Description
International trade offers opportunities and risks to countries, groups, and individuals. Opening an economy up to trade with other economies provides potential advantages for all, as it allows for specialization that leads to higher levels of productivity and efficiency, enlarges the markets available to firms, and increases the scope for consumer choice. However, the process of specialization entails redeployment of assets that is costly for some actors, and exposure to the global economy can create new sources of risk. For these reasons, trade is highly politicized. No government in the modern state system has ever pursued an entirely hands-off approach to trade policy. This volume features chapters that view the politics of international trade from a wide variety of angles. It considers the concepts that have driven trade policy, the interests that compete over it, and the institutions that channel these interests. The actors that care about trade policy range from individuals and firms to interest groups, government agencies, and international institutions. Economists have made great strides in understanding the factors that create a demand for international trade and the economic consequences of trade for various actors. Many of the approaches studied in this volume build on such economic models. However, the focus here is very much on politics: who wins and who loses from different policies, who is able to organize and to influence governments, and thus how politics influences actual patterns of trade.

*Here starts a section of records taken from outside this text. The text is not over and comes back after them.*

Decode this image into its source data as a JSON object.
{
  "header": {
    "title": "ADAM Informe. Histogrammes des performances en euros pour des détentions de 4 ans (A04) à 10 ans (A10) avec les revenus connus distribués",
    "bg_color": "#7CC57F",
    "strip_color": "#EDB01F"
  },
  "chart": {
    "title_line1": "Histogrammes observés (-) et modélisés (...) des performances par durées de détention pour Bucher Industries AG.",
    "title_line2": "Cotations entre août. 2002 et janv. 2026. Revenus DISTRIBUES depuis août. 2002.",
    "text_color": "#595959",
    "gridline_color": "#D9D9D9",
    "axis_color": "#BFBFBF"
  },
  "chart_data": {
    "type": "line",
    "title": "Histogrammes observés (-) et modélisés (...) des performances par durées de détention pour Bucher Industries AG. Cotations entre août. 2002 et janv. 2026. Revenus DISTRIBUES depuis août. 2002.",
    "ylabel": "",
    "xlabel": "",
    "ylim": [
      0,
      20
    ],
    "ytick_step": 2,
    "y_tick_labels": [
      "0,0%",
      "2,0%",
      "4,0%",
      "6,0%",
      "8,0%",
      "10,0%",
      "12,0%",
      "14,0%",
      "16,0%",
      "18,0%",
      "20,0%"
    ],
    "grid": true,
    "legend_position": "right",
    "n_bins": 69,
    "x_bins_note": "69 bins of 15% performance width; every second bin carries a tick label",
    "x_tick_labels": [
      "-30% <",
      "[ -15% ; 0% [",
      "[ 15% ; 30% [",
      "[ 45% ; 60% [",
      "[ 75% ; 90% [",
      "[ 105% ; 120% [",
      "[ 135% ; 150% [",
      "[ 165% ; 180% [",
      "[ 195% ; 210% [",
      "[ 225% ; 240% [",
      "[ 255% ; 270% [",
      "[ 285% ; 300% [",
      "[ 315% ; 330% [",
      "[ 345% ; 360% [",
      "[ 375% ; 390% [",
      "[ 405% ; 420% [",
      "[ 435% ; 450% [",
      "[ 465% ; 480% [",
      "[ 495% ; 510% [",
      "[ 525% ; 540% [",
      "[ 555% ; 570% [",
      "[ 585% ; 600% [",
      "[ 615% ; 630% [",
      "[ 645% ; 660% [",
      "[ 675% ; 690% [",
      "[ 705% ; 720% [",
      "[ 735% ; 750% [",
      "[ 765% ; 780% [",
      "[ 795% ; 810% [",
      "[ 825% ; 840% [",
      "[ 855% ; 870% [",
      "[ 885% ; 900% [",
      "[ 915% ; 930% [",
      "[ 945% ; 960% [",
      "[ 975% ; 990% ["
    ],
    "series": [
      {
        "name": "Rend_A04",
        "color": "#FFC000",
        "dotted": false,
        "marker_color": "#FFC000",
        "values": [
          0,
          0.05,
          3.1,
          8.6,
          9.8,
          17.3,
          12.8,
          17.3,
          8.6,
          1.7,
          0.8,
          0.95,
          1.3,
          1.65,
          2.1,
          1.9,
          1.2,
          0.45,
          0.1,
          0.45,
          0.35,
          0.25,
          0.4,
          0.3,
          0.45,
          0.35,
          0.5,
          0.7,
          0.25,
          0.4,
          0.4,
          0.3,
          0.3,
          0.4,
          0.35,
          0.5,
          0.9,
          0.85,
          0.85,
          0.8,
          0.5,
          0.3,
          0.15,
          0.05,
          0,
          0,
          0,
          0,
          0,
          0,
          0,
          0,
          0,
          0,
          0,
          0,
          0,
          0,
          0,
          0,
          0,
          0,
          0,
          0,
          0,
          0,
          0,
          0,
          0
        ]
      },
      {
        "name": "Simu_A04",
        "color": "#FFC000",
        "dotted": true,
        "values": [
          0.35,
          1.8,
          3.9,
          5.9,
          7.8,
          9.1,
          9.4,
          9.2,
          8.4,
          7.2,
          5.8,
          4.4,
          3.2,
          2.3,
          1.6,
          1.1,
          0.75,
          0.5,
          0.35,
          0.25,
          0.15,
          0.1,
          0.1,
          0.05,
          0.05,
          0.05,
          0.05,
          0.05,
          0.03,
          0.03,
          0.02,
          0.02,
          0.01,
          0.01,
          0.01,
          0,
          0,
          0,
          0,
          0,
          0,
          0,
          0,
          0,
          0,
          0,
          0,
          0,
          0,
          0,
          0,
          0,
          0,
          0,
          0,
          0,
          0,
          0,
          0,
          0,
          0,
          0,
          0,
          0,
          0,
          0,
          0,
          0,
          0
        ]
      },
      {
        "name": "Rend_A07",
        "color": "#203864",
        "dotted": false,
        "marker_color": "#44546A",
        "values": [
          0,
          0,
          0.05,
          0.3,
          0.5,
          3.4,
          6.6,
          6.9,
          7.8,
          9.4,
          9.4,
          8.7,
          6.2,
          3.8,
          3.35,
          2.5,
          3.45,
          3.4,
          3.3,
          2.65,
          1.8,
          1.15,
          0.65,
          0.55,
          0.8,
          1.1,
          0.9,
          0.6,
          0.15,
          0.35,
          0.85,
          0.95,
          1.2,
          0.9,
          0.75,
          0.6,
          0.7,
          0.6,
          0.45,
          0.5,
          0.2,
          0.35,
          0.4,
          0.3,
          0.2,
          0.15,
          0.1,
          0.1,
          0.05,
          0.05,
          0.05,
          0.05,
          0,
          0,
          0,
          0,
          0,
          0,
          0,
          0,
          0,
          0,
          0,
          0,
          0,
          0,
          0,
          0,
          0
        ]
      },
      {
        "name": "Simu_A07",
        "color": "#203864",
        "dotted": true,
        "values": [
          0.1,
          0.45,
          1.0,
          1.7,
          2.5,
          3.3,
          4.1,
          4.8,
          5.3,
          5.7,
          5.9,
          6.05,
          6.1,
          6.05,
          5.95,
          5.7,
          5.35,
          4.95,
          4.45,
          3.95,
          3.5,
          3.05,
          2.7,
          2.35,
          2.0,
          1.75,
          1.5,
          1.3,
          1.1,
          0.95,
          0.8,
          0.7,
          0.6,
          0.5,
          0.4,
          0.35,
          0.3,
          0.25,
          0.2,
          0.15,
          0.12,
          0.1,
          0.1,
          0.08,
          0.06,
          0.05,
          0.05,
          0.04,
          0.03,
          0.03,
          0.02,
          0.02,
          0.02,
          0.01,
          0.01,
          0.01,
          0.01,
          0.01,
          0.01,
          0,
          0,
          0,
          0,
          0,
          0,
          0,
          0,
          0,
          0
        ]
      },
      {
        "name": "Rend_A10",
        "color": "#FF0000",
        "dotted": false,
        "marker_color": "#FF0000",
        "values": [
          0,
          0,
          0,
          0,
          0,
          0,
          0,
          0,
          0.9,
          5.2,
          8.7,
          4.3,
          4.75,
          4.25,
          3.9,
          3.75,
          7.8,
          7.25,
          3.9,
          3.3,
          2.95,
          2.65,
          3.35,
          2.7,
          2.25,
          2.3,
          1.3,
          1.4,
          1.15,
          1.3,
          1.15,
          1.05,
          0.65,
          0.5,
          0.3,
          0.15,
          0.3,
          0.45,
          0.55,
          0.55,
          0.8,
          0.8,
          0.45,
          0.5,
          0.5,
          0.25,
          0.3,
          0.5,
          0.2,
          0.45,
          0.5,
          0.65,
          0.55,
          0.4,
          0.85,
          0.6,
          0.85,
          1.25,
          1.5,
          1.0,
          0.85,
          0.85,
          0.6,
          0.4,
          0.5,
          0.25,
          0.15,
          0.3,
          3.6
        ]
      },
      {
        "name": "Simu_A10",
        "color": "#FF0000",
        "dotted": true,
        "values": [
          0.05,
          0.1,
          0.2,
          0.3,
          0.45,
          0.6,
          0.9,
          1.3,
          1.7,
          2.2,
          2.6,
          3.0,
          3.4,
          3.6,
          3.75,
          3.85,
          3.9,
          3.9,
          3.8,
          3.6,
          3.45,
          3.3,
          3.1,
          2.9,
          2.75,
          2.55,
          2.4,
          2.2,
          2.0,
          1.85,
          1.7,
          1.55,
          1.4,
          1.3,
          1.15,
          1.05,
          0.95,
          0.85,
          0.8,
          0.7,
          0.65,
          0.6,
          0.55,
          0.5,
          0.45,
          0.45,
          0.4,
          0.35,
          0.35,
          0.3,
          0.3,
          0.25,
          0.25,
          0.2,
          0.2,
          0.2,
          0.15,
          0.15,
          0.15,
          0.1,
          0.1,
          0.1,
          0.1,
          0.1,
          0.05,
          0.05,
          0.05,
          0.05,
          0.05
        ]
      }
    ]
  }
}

In this introductory chapter I provide some historical and conceptual background to the more advanced theoretical perspectives and sophisticated empirical work showcased in the rest of the volume. The next section looks at the progression of eras of trade policy, from the mercantilism that emerged along with the modern state system to today’s landscape of global, regional, and bilateral trade institutions. The third section turns to theories, providing an overview of economic models of trade that help us understand the interests that go into making trade policy and the domestic and international institutions that aggregate these interests. Finally, I briefly discuss the organization of this volume.